Systemische Therapie


Wie das Wort schon sagt: Die Systemische Therapie, die seit 2019 als viertes sogenanntes Richtlinienverfahren anerkannt ist, betrachtet nicht nur die individuellen psychischen Bedingungen Einzelner, sondern denkt in Systemen. Klassisches Beispiel ist hier das Familiensystem, das sowohl im Rahmen einer Familientherapie, an der mehrere Personen beteiligt sind, als auch dann relevant ist, wenn es um eine einzelne Person geht: Wir alle sind maßgeblich geprägt von unserer (Herkunfts-)Familie – und folglich können auch unsere persönlichen Herausforderungen in diesem Kontext gesehen werden.

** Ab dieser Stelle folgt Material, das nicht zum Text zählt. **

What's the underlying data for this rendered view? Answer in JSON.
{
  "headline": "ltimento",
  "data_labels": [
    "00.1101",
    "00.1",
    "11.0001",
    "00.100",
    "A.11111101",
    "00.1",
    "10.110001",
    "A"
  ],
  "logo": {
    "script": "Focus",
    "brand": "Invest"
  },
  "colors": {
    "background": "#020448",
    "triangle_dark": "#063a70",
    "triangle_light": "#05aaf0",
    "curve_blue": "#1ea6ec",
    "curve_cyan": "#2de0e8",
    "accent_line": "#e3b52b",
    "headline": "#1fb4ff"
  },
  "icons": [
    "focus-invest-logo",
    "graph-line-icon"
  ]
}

Systemisch zu denken kann außerdem heißen, unterschiedliche Persönlichkeitsanteile, die alle zum System einer betreffenden Person gehören, zu betrachten. Für mich steckt hierin ein sehr beruhigender und versöhnlicher Aspekt: Es geht nicht um ein „Ich bin …“, sondern um ein „Ein Teil von mir ist …“.

Aufgrund ihrer deutlichen Bezogenheit auf die Gegenwart und das Verhalten der Klient*innen im Hier und Jetzt unterscheidet sich die Systemische Therapie von den aufdeckenden Therapieformen wie Psychoanalyse, Tiefenpsychologie oder auch dem hypnoanalytischen Ansatz. Der Fokus liegt nicht darauf, was in der Vergangenheit möglicherweise schiefgegangen sein könnte; statt um Probleme und Defizite geht es um Lösungen und Ressourcen.

Ein weiteres Charakteristikum systemischen Denkens, das mich in meiner Arbeit häufig leitet, ist die Idee des Konstruktivismus. Diese besagt, dass es nicht die eine Wirklichkeit gibt, sondern dass das, was wir für wirklich halten, ein Konstrukt ist, das unserer individuellen Wahrnehmung  entspringt. Und wenn dem so ist, gibt es auch nicht die eine Intervention für die eine Störung – ein Ansatz, der das Diagnostizieren und Pathologisieren in Frage stellt und die Eigenkompetenz von Klient*innen stärkt.

Apropos Diagnose: Auch als systemisch denkender Therapeut halte ich es für wichtig, anhand gängiger Diagnoseverfahren psychische Störungen erkennen zu können und zu wissen, wann welche Therapieverfahren angeraten sind - und welche nicht.